New AD FX-120i has a seriously drifting zero pulling my hair out

Munkey1973

CGN frequent flyer
Rating - 100%
79   0   0
Location
Regina, SK
So I was initially pleased as can be when the new FX-120i balance showed up with the Autotrickler V3 assembly this week.

Last night I was using the scale to simply weigh and sort my brass.
Using the cup I took a reference piece of brass and zeroed the scale... naturally I was sorting grains over and under (based of the 1st reference piece).

It was working fine last night.... then all of sudden today the scale is drifting up/down all the time..
I am constantly re-checking with the reference piece to see if it holds zero (which it isn't and its not consistent as such).

Its driving me MENTAL !!

Not sure that I can trust the scale to measure powder if it can not consistently measure brass.

My reloading bench is heavy and solid.
All of my overhead lights are LED (as I've heard that Fluorescent lights emit radio waves that interfere with most scales).

The breeze brakes are installed and the built in bubble level is spot on.

Anyone else ever have this problem with the Fx-120i ?

Is it some kind of other electrical interference that I am missing ?
 
where is the power source running from and where are the wires routed? that scale is super sensitive to air flow and vibration
 
You might try running the feed power through a power filter such as used on an UPS. The power circuits on these are the same and the price difference mostly comes from the battery.
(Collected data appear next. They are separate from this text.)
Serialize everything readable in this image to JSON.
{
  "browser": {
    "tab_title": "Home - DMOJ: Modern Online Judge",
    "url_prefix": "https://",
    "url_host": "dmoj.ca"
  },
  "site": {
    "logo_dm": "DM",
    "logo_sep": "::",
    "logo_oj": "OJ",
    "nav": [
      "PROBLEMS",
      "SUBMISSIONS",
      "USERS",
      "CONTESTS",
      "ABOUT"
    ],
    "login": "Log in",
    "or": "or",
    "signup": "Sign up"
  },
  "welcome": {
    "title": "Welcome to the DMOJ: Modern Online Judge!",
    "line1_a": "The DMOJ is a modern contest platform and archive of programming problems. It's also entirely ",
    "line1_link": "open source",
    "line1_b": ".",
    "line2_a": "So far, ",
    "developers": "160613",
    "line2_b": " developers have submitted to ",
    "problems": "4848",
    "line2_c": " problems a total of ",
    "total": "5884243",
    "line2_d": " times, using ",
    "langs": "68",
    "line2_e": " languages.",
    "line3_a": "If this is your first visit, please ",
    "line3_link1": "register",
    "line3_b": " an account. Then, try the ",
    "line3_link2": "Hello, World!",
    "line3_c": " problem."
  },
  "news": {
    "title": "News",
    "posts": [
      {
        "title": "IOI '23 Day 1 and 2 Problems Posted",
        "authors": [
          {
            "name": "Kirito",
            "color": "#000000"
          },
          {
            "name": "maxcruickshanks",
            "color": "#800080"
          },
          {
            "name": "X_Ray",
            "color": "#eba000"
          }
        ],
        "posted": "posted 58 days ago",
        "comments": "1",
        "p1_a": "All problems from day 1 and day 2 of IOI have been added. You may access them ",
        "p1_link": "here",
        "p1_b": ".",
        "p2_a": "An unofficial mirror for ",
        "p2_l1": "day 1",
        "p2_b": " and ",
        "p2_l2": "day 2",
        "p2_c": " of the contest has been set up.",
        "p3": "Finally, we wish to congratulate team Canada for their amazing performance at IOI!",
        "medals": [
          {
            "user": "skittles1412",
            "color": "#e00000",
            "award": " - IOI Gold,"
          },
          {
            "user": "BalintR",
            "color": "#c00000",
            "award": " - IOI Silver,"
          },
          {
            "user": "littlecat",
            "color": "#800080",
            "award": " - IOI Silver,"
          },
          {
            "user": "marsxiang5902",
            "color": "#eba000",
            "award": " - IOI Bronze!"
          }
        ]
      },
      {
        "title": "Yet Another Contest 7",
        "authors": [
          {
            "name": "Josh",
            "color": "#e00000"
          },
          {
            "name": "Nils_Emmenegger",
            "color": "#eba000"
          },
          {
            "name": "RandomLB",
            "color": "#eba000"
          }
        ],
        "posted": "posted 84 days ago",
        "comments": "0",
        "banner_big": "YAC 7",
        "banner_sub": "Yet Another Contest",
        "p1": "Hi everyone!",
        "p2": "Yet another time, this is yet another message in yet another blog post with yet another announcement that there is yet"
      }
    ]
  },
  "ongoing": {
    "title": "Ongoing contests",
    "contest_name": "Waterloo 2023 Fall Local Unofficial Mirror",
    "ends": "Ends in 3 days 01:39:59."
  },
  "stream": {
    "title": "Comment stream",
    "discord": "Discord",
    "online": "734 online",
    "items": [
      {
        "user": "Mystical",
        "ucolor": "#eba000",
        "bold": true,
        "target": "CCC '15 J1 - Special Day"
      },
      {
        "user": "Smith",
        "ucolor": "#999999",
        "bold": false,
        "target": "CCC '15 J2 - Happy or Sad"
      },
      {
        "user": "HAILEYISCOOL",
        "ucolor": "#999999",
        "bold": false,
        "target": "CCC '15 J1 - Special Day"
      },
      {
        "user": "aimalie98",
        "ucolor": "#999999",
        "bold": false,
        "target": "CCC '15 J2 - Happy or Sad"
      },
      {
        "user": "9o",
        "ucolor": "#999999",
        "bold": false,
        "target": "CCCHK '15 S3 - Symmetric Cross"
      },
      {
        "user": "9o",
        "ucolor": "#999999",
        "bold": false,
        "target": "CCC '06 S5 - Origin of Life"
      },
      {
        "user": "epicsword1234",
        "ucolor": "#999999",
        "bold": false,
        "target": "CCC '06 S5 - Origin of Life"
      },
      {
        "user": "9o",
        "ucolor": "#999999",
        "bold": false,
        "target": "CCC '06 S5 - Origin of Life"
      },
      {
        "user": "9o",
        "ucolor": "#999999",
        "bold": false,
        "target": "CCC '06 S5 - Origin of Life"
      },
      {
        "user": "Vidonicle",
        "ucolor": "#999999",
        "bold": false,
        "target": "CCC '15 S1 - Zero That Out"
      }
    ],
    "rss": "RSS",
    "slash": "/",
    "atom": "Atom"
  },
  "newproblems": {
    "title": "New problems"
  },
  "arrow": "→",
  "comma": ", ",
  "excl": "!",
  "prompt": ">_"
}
If you get one that has no battery it will filter the power just fine. Since installing one of those I have zero issues with my scales.
 
I flipped a breakers until I found the one my scale was on. It shut down things in a few rooms. My laptop, an extra monitor, modem & wifi…. maybe these other electronics were doing something to the power.
Will test performance/consistency of scale tonight or tomorrow with these other devices shut off.

SteveB… do you have issues with your scale before you used one of these power filters ? do you have link to the one you currently use?
 
You might try running the feed power through a power filter such as used on an UPS. The power circuits on these are the same and the price difference mostly comes from the battery. If you get one that has no battery it will filter the power just fine. Since installing one of those I have zero issues with my scales.

The UPS is the power filter. It takes in "dirty" utility, converts it to DC and then back to AC so it outputs clean power with a perfect sine wave.

A small UPS might help if there are power quality / noise issues.
 
Sniffer is correct in his description. It is my understand that APC uses the same circuitry on its UPS regardless of price. The price difference is based on the battery size which determine how long your computer will run after a complete power failure. I bought an APC unit which has no battery and just protects from line power spikes.

APC is the dominant company in this area from what I understand and I bought mine from Costco for 20 to 30 bucks years ago.

I did have issues with the RCBS Chargemaster and similar scales before installing the APC. However, I did have it installed when I bought my FX-120 and never have had issues since.
 
did have issues with the RCBS Chargemaster and similar scales before installing the APC

I never had anything similar in problems with my RCBS Chargemaster .

However, last night I again used the Fx-120i to weigh some brass and set the autothrower & trickler…. but this time it was the only thing running on the circuit.

Worked absolutely flawlessly !

It must have been picking up some interference from other appliances... I will definitely invest a quality UPS

Thanks for your help SteveB and & Sniffer !
 
Its also important to watch temperature and humidity. 20°C is ideal for precision equipment, and under 50% humidity or so. I have one and it gets very sticky and unreliable at 25+C in summer when humidity is way high.
Shouldn't really be a problem this time of year though.
 
I think some of the info being written about how UPSs work, and that all types do the same thing electrically for your devices, is false.

https://www.arrow.com/en/research-and-events/articles/when-to-use-an-uninterruptible-power-supply

There's a whole category of UPSs that don't even alter the electricity until it senses the feed supply is lost.

Ive worked on dozens of UPS, some as big as buses and every one I've ever seen has the capability to supply the end device with utility as their primary or secondary source.

It makes sense to pick the appropriate product for your application. If the end goal is smooth power with no spikes / transients then it will be an online unit with PWM conversion of some kind.